Cibersegurança: empresas enfrentam novas obrigações a partir de 3 de abril com a Diretiva NIS2

Nova legislação reforça requisitos de cibersegurança para entidades essenciais e importantes
27-03-2026

A 3 de abril de 2026 entram em vigor, em Portugal, as regras que transpõem a Diretiva Europeia NIS2, através do Decreto Lei n.º 125/2025.

O novo enquadramento reforça as obrigações de cibersegurança e passa a abranger um número muito maior de empresas, incluindo atividades que até agora não estavam sujeitas a requisitos específicos de proteção digital.

O objetivo é aumentar a resiliência das organizações, que operam em setores essenciais ao funcionamento da economia, garantindo respostas mais eficazes perante incidentes de cibersegurança.

O que muda para as empresas

A legislação alarga o âmbito de aplicação da diretiva NIS1 e passam a estar incluídas, para além dos setores críticos, como energia, telecomunicações ou saúde, atividades como:

  • gestão de resíduos;
  • produção e distribuição alimentar;
  • serviços digitais;
  • indústria transformadora;
  • fornecedores tecnológicos e operadores de serviços cloud.

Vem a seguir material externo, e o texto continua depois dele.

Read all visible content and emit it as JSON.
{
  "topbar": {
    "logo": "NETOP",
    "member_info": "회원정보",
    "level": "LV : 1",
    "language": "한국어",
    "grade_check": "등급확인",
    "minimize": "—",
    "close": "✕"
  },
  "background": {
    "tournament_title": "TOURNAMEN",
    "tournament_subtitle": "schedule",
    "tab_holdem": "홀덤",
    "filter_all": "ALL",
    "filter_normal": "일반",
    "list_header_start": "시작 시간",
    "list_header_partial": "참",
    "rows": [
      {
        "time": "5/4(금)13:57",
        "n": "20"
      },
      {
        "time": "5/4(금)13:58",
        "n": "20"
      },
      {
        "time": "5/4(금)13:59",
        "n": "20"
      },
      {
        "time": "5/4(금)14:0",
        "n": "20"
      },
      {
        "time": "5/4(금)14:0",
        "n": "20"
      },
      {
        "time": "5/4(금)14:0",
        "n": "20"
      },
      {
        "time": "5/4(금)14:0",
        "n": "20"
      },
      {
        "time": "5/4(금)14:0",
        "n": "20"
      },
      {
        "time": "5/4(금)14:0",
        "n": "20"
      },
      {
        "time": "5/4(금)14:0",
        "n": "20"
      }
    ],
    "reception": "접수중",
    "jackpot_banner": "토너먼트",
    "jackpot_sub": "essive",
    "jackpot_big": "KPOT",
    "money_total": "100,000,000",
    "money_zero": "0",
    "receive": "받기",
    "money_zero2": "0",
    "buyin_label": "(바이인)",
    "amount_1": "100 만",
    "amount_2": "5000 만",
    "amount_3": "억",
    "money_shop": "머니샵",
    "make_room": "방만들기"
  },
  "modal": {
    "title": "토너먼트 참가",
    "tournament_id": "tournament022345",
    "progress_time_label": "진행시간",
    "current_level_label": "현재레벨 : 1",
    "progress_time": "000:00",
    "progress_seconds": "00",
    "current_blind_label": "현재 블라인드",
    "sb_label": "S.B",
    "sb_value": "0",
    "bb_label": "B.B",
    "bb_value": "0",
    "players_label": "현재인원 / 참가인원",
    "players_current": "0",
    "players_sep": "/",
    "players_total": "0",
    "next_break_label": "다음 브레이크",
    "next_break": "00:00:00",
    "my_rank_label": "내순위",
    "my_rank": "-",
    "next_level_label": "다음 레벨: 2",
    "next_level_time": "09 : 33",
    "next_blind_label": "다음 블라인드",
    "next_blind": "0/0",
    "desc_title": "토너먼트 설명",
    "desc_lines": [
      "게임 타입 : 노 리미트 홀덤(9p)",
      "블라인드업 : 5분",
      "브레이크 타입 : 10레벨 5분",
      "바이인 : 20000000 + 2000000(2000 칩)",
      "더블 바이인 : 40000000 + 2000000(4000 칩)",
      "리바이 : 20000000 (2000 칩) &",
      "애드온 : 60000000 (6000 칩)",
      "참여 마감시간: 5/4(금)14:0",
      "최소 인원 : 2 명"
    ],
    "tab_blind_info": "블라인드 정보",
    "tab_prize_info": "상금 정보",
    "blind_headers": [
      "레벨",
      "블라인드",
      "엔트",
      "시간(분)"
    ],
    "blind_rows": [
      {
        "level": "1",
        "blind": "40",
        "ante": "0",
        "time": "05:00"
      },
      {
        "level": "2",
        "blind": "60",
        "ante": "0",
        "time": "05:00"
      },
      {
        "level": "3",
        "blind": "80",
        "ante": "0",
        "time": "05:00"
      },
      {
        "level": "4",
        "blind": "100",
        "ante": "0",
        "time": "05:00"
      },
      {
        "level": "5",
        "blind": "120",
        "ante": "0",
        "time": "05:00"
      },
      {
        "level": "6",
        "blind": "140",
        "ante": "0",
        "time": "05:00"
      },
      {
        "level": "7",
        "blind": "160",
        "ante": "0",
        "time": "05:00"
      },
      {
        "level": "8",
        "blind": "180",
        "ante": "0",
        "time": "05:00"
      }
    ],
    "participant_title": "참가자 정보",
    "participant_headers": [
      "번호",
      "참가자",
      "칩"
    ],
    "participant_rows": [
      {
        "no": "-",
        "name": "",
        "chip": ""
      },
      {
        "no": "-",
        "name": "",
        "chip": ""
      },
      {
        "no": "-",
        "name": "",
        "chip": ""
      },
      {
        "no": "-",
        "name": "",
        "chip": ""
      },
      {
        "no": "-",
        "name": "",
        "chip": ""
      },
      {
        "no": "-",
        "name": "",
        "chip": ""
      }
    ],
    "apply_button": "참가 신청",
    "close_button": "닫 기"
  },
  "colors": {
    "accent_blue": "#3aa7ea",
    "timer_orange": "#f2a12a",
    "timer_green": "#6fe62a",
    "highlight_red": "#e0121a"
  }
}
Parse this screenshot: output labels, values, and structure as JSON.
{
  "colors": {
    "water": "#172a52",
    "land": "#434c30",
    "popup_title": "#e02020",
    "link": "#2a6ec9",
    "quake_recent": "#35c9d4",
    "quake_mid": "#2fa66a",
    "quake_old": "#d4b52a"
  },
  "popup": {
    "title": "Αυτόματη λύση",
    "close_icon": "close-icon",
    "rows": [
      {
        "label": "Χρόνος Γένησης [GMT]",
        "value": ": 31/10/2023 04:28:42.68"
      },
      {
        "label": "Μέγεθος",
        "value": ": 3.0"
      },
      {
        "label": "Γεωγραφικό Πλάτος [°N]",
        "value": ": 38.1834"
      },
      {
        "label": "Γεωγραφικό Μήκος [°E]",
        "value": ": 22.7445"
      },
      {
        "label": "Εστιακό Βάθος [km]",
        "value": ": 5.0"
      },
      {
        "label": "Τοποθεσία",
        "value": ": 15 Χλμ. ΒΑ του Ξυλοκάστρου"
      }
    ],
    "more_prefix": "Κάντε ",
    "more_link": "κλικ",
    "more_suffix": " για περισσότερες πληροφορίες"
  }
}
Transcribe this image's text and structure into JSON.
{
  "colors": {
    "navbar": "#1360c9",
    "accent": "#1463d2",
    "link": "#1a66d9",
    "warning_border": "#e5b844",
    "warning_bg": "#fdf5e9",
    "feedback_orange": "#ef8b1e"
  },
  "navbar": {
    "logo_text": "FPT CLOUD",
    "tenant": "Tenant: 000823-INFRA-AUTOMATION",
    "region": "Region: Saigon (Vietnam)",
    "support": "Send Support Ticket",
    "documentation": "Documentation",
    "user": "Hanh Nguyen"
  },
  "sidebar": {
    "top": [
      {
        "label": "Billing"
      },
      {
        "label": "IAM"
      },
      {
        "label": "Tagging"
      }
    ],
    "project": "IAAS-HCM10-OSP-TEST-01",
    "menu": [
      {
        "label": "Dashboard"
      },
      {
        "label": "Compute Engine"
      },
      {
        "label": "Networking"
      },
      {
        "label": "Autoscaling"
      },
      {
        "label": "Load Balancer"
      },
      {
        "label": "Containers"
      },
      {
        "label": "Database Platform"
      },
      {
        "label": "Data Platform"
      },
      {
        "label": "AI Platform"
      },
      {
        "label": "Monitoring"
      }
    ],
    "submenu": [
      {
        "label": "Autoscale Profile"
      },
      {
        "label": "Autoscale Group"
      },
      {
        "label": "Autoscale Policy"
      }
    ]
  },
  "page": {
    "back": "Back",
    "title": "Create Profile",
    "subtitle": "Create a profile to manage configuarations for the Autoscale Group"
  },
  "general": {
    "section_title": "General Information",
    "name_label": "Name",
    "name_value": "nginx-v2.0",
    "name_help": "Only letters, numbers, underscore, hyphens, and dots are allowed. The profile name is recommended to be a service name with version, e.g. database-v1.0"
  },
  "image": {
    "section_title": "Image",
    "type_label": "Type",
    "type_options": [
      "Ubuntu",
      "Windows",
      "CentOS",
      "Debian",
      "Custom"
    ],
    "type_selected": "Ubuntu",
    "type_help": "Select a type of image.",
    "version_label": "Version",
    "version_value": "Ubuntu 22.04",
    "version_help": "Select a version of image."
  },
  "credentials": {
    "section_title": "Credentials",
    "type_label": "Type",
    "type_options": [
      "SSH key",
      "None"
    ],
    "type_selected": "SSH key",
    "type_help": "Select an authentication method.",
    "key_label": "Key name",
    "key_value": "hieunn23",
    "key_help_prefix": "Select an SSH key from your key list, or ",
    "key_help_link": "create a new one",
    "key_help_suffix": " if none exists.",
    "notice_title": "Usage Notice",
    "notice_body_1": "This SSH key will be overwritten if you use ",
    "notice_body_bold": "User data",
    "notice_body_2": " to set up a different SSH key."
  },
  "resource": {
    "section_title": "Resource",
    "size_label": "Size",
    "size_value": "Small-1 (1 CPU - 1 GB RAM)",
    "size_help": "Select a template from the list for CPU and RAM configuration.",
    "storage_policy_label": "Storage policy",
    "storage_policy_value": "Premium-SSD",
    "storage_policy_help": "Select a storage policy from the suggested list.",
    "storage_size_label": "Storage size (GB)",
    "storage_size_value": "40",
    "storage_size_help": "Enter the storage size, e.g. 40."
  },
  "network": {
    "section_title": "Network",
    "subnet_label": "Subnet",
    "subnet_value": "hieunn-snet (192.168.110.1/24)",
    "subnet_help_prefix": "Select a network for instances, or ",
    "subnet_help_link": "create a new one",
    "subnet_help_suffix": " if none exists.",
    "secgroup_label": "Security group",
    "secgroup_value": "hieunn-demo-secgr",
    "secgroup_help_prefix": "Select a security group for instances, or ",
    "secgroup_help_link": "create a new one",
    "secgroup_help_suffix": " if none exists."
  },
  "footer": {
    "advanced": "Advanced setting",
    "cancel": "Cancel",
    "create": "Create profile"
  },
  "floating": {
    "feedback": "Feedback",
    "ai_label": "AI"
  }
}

As empresas abrangidas são classificadas como entidades “essenciais” ou “importantes”, conforme o seu setor de atividade e a sua dimensão.

Principais obrigações das empresas

Com a entrada em vigor do novo regime, as organizações passam a ter de cumprir requisitos estruturais de prevenção e resposta a incidentes de cibersegurança. 

  • Responsabilidade da gestão de topo: os órgãos de administração passam a ser responsáveis pela supervisão das políticas de cibersegurança, assegurando a conformidade e a implementação das medidas necessárias.
  • Sistema de gestão de riscos: as empresas devem adotar uma abordagem sistémica que garanta a gestão de todos os riscos que se colocam à segurança das redes e dos sistemas de informação que utilizam nas suas operações.
  • Medidas de segurança: as empresas devem implementar medidas técnicas e organizacionais que previnam, detetem e mitiguem incidentes de cibersegurança. Estas medidas incluem controlo de acessos, encriptação, políticas de continuidade de negócio e monitorização contínua dos sistemas, tendo como referência o Quadro Nacional de Referência para a Cibersegurança (QNRCS).
  • Segurança na cadeia de abastecimento: as entidades devem avaliar e monitorizar a segurança dos seus fornecedores, com especial atenção a parceiros tecnológicos e prestadores de serviços digitais.
  • Notificação de incidentes: os incidentes significativos devem ser comunicados ao Centro Nacional de Cibersegurança, seguindo prazos definidos pela legislação nacional.

 

Como as empresas se podem preparar para o novo enquadramento

  • Abrangência: verificar se a organização está incluída no âmbito da legislação e qual a categoria que lhe é atribuída (essencial ou importante).
  • Risco residual: implementar a avaliação e o acompanhamento dos riscos a que os processos de negócio e ativos associados podem estar expostos.
  • Capacidades de cibersegurança: rever o QNRCS para identificar possíveis falhas nas proteções implementadas.
  • Ccontratos: rever contratos com fornecedores de tecnologias de informação, garantindo alinhamento com os novos requisitos.
  • Formação contínua: promover formação contínua das equipas, reduzindo riscos associados ao erro humano.
  • Plano de resiliência: desenvolver ou atualizar planos de continuidade e de recuperação de incidentes.


A conformidade é fundamental para evitar sanções e preservar a confiança dos Clientes, parceiros e mercado.

Para mais informações práticas e atualizações regulatórias, pode ser consultado o site oficial da autoridade nacional (CNCS), que disponibiliza guias e FAQs para ajudar as empresas na transição.